Publié le 3 janvier 2026 · 7 min de lecture · Série : Vers l'autonomie

Série : Vers l'autonomie

C'est le début de l'année. Dehors, il gèle. Le jardin dort sous sa couverture de givre. Et moi, j'ai décidé d'écrire ce premier épisode d'une série qui me tient à cœur depuis longtemps : Vers l'autonomie. Pas l'autarcie totale — je ne vis pas dans une grotte. Mais l'envie sincère de dépendre un peu (beaucoup) moins, de comprendre comment les choses fonctionnent, de les réparer quand elles cassent plutôt que de courir les remplacer.

Ce premier épisode, c'est sur la réparation que j'ai envie d'écrire. Parce que c'est là que tout commence.

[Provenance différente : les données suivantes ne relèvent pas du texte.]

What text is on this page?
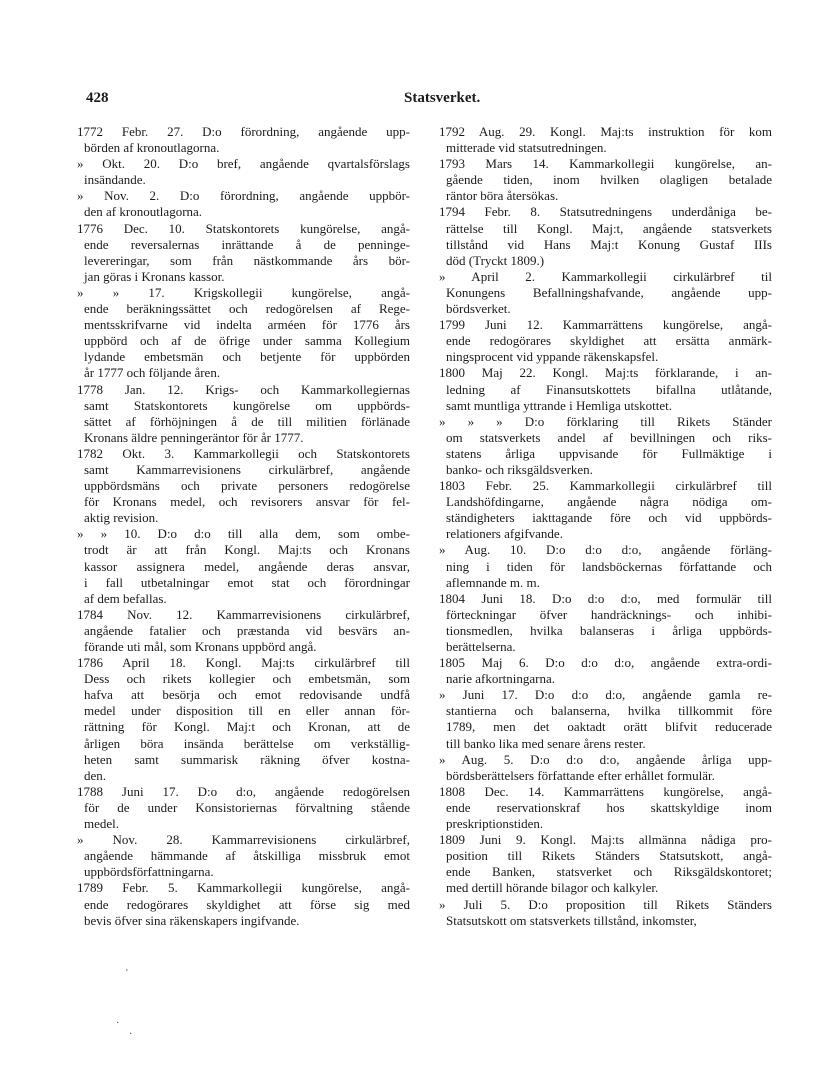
428	Statsverket.
1772 Febr. 27. D:o förordning, angående upp-
börden af kronoutlagorna.
» Okt. 20. D:o bref, angående qvartalsförslags
insändande.
» Nov. 2. D:o förordning, angående uppbör-
den af kronoutlagorna.
1776 Dec. 10. Statskontorets kungörelse, angå-
ende reversalernas inrättande å de penninge-
levereringar, som från nästkommande års bör-
jan göras i Kronans kassor.
» » 17. Krigskollegii kungörelse, angå-
ende beräkningssättet och redogörelsen af Rege-
mentsskrifvarne vid indelta arméen för 1776 års
uppbörd och af de öfrige under samma Kollegium
lydande embetsmän och betjente för uppbörden
år 1777 och följande åren.
1778 Jan. 12. Krigs- och Kammarkollegiernas
samt Statskontorets kungörelse om uppbörds-
sättet af förhöjningen å de till militien förlänade
Kronans äldre penningeräntor för år 1777.
1782 Okt. 3. Kammarkollegii och Statskontorets
samt Kammarrevisionens cirkulärbref, angående
uppbördsmäns och private personers redogörelse
för Kronans medel, och revisorers ansvar för fel-
aktig revision.
» » 10. D:o d:o till alla dem, som ombe-
trodt är att från Kongl. Maj:ts och Kronans
kassor assignera medel, angående deras ansvar,
i fall utbetalningar emot stat och förordningar
af dem befallas.
1784 Nov. 12. Kammarrevisionens cirkulärbref,
angående fatalier och præstanda vid besvärs an-
förande uti mål, som Kronans uppbörd angå.
1786 April 18. Kongl. Maj:ts cirkulärbref till
Dess och rikets kollegier och embetsmän, som
hafva att besörja och emot redovisande undfå
medel under disposition till en eller annan för-
rättning för Kongl. Maj:t och Kronan, att de
årligen böra insända berättelse om verkställig-
heten samt summarisk räkning öfver kostna-
den.
1788 Juni 17. D:o d:o, angående redogörelsen
för de under Konsistoriernas förvaltning stående
medel.
» Nov. 28. Kammarrevisionens cirkulärbref,
angående hämmande af åtskilliga missbruk emot
uppbördsförfattningarna.
1789 Febr. 5. Kammarkollegii kungörelse, angå-
ende redogörares skyldighet att förse sig med
bevis öfver sina räkenskapers ingifvande.
1792 Aug. 29. Kongl. Maj:ts instruktion för kom
mitterade vid statsutredningen.
1793 Mars 14. Kammarkollegii kungörelse, an-
gående tiden, inom hvilken olagligen betalade
räntor böra återsökas.
1794 Febr. 8. Statsutredningens underdåniga be-
rättelse till Kongl. Maj:t, angående statsverkets
tillstånd vid Hans Maj:t Konung Gustaf IIIs
död (Tryckt 1809.)
» April 2. Kammarkollegii cirkulärbref til
Konungens Befallningshafvande, angående upp-
bördsverket.
1799 Juni 12. Kammarrättens kungörelse, angå-
ende redogörares skyldighet att ersätta anmärk-
ningsprocent vid yppande räkenskapsfel.
1800 Maj 22. Kongl. Maj:ts förklarande, i an-
ledning af Finansutskottets bifallna utlåtande,
samt muntliga yttrande i Hemliga utskottet.
» » » D:o förklaring till Rikets Ständer
om statsverkets andel af bevillningen och riks-
statens årliga uppvisande för Fullmäktige i
banko- och riksgäldsverken.
1803 Febr. 25. Kammarkollegii cirkulärbref till
Landshöfdingarne, angående några nödiga om-
ständigheters iakttagande före och vid uppbörds-
relationers afgifvande.
» Aug. 10. D:o d:o d:o, angående förläng-
ning i tiden för landsböckernas författande och
aflemnande m. m.
1804 Juni 18. D:o d:o d:o, med formulär till
förteckningar öfver handräcknings- och inhibi-
tionsmedlen, hvilka balanseras i årliga uppbörds-
berättelserna.
1805 Maj 6. D:o d:o d:o, angående extra-ordi-
narie afkortningarna.
» Juni 17. D:o d:o d:o, angående gamla re-
stantierna och balanserna, hvilka tillkommit före
1789, men det oaktadt orätt blifvit reducerade
till banko lika med senare årens rester.
» Aug. 5. D:o d:o d:o, angående årliga upp-
bördsberättelsers författande efter erhållet formulär.
1808 Dec. 14. Kammarrättens kungörelse, angå-
ende reservationskraf hos skattskyldige inom
preskriptionstiden.
1809 Juni 9. Kongl. Maj:ts allmänna nådiga pro-
position till Rikets Ständers Statsutskott, angå-
ende Banken, statsverket och Riksgäldskontoret;
med dertill hörande bilagor och kalkyler.
» Juli 5. D:o proposition till Rikets Ständers
Statsutskott om statsverkets tillstånd, inkomster,
'
·
·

La culture du jetable : comment on en est arrivés là

Il y a quelques décennies, quand quelque chose se cassait, on le réparait. Le cordonnier, le rémouleur, le réparateur de parapluies — ces métiers existaient parce qu'on ne jetait pas à la première défaillance. Aujourd'hui, acheter un grille-pain neuf coûte moins cher que de payer quelqu'un pour réparer l'ancien. C'est un fait économique qui a façonné nos comportements en profondeur. On a intégré que le jetable était la norme.

Dans le jardin, c'est pareil. Un tuyau d'arrosage qui fuit ? On en rachète un. Un manche de bêche qui casse ? Direction la jardinerie. Un sécateur un peu rouillé ? Poubelle. Or réparer, dans la plupart des cas, c'est faisable, économique, et souvent plus satisfaisant que de déballer quelque chose de neuf.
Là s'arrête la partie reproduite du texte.